ALBANY, New York: During World War II, four American servicemen who graduated from the same upstate New York high school had their photo taken for the yearbook: a Coast Guardsman, a Navy pilot, a sailor and a soldier. The pilot never made it home and is still listed as missing in action.
Now, 75 years after the four classmates went off to war, an effort to find the pilot’s Pacific crash site is in the works, thanks to that long-ago black-and-white snapshot.
“I can’t say no to a mystery that can be solved,” Justin Taylan, a New York-based WWII researcher involved in the project, said. “This plane can be found.”
The photo of John Marcil, John McGrath, Howard McAlonie and Alfred Mahoney was taken on steps outside Catholic Central High School, then located adjacent to Rensselaer Polytechnic Institute (RPI) in Troy, near Albany. The young men had graduated from the school two years earlier. All four happened to be home on leave in October 1943 and visited the school at the same time. The photo appeared in the class of 1944’s yearbook along with pictures of other Catholic Central graduates serving in the military.
Marcil went on to serve in the Coast Guard in the European and Pacific theaters. Mahoney served in the Army’s 10th Mountain Division in Italy. McAlonie and McGrath both wound up in the Pacific, where the two were reunited on Iwo Jima after McGrath landed his fighter plane on the airfield where McAlonie and his fellow Navy Seabees were stationed after Marines captured the Japanese-held island four months earlier.
McGrath, by then assigned to a Marine Corps fighter squadron, flew off the next day for a combat mission over a Japanese island near Okinawa. On July 21, 1945, his F4U Corsair was last seen crashing into the sea near the shoreline during a bombing run. His body was never recovered.
On Friday, Taylan and Michael McAlonie, Howard’s son, will present McGrath’s story at the annual Iwo Jima anniversary event held at an American Legion post in Albany.
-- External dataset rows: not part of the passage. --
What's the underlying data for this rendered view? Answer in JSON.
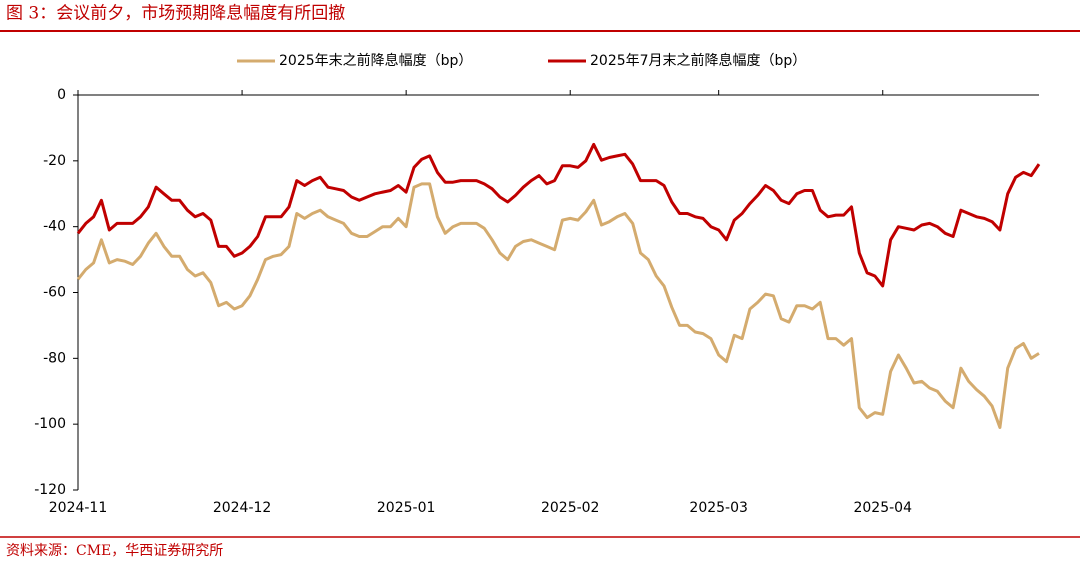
{
  "chart_data": {
    "type": "line",
    "title": "图 3：会议前夕，市场预期降息幅度有所回撤",
    "source": "资料来源：CME，华西证券研究所",
    "categories": [
      "2024-11",
      null,
      null,
      null,
      null,
      null,
      null,
      null,
      null,
      null,
      null,
      null,
      null,
      null,
      null,
      null,
      null,
      null,
      null,
      null,
      null,
      "2024-12",
      null,
      null,
      null,
      null,
      null,
      null,
      null,
      null,
      null,
      null,
      null,
      null,
      null,
      null,
      null,
      null,
      null,
      null,
      null,
      null,
      "2025-01",
      null,
      null,
      null,
      null,
      null,
      null,
      null,
      null,
      null,
      null,
      null,
      null,
      null,
      null,
      null,
      null,
      null,
      null,
      null,
      null,
      "2025-02",
      null,
      null,
      null,
      null,
      null,
      null,
      null,
      null,
      null,
      null,
      null,
      null,
      null,
      null,
      null,
      null,
      null,
      null,
      "2025-03",
      null,
      null,
      null,
      null,
      null,
      null,
      null,
      null,
      null,
      null,
      null,
      null,
      null,
      null,
      null,
      null,
      null,
      null,
      null,
      null,
      "2025-04",
      null,
      null,
      null,
      null,
      null,
      null,
      null,
      null,
      null,
      null,
      null,
      null,
      null,
      null,
      null,
      null,
      null,
      null,
      null,
      null
    ],
    "series": [
      {
        "name": "2025年末之前降息幅度（bp）",
        "color": "#d4ab6e",
        "values": [
          -56,
          -53,
          -51,
          -44,
          -51,
          -50,
          -50.5,
          -51.5,
          -49,
          -45,
          -42,
          -46,
          -49,
          -49,
          -53,
          -55,
          -54,
          -57,
          -64,
          -63,
          -65,
          -64,
          -61,
          -56,
          -50,
          -49,
          -48.5,
          -46,
          -36,
          -37.5,
          -36,
          -35,
          -37,
          -38,
          -39,
          -42,
          -43,
          -43,
          -41.5,
          -40,
          -40,
          -37.5,
          -40,
          -28,
          -27,
          -27,
          -37,
          -42,
          -40,
          -39,
          -39,
          -39,
          -40.5,
          -44,
          -48,
          -50,
          -46,
          -44.5,
          -44,
          -45,
          -46,
          -47,
          -38,
          -37.5,
          -38,
          -35.5,
          -32,
          -39.5,
          -38.5,
          -37,
          -36,
          -39,
          -48,
          -50,
          -55,
          -58,
          -64.5,
          -70,
          -70,
          -72,
          -72.5,
          -74,
          -79,
          -81,
          -73,
          -74,
          -65,
          -63,
          -60.5,
          -61,
          -68,
          -69,
          -64,
          -64,
          -65,
          -63,
          -74,
          -74,
          -76,
          -74,
          -95,
          -98,
          -96.5,
          -97,
          -84,
          -79,
          -83,
          -87.5,
          -87,
          -89,
          -90,
          -93,
          -95,
          -83,
          -87,
          -89.5,
          -91.5,
          -94.5,
          -101,
          -83,
          -77,
          -75.5,
          -80,
          -78.5
        ]
      },
      {
        "name": "2025年7月末之前降息幅度（bp）",
        "color": "#c00000",
        "values": [
          -42,
          -39,
          -37,
          -32,
          -41,
          -39,
          -39,
          -39,
          -37,
          -34,
          -28,
          -30,
          -32,
          -32,
          -35,
          -37,
          -36,
          -38,
          -46,
          -46,
          -49,
          -48,
          -46,
          -43,
          -37,
          -37,
          -37,
          -34,
          -26,
          -27.5,
          -26,
          -25,
          -28,
          -28.5,
          -29,
          -31,
          -32,
          -31,
          -30,
          -29.5,
          -29,
          -27.5,
          -29.5,
          -22,
          -19.5,
          -18.5,
          -23.5,
          -26.5,
          -26.5,
          -26,
          -26,
          -26,
          -27,
          -28.5,
          -31,
          -32.5,
          -30.5,
          -28,
          -26,
          -24.5,
          -27,
          -26,
          -21.5,
          -21.5,
          -22,
          -20,
          -15,
          -19.8,
          -19,
          -18.5,
          -18,
          -21,
          -26,
          -26,
          -26,
          -27.5,
          -32.5,
          -36,
          -36,
          -37,
          -37.5,
          -40,
          -41,
          -44,
          -38,
          -36,
          -33,
          -30.5,
          -27.5,
          -29,
          -32,
          -33,
          -30,
          -29,
          -29,
          -35,
          -37,
          -36.5,
          -36.5,
          -34,
          -48,
          -54,
          -55,
          -58,
          -44,
          -40,
          -40.5,
          -41,
          -39.5,
          -39,
          -40,
          -42,
          -43,
          -35,
          -36,
          -37,
          -37.5,
          -38.5,
          -41,
          -30,
          -25,
          -23.5,
          -24.5,
          -21
        ]
      }
    ],
    "ylim": [
      -120,
      0
    ],
    "yticks": [
      -120,
      -100,
      -80,
      -60,
      -40,
      -20,
      0
    ],
    "legend": "top"
  }
}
Marcil, the 94-year-old Coast Guard veteran, plans to attend. He’s the last of the four servicemen in the old photo still living (Mahoney died in 2005). He said he remembers his three classmates well, especially McGrath, but there was one thing he didn’t know about the tall, skinny young man.
“I didn’t realize he was as smart as he was,” Marcil said. “You have to be pretty smart to become a Navy flier.”
The elder McAlonie, an RPI grad who died in 2014, had told his son Michael about McGrath and how his classmate’s death stayed with him throughout his life. Last year, Michael McAlonie contacted Taylan, a 2000 RPI graduate and the founder of Pacific Wrecks, whose website is a vast database of thousands of WWII plane wrecks in the Pacific.
McAlonie sought information about McGrath’s final mission and emailed the yearbook photo to Taylan, who found the mission’s details and posted them on his website. Taylan has conducted dozens of searches of Pacific islands for American MIAs from WWII, some of them as a Pentagon contractor. Now, he’s hoping to launch a search for McGrath’s plane, which could still contain the pilot’s remains.
Taylan, of Hyde Park, New York, is talking to his alma mater about collaborating on a project that would enlist the skills of students at RPI, one of the nation’s top engineering and computer science colleges.
One of the RPI professors involved in the discussions said the project could entail students designing and operating such devices as submersible drones to search for McGrath’s plane.
“It’s not rocket science, but if it was we have people who could do that,” said art professor Igor Vamos.”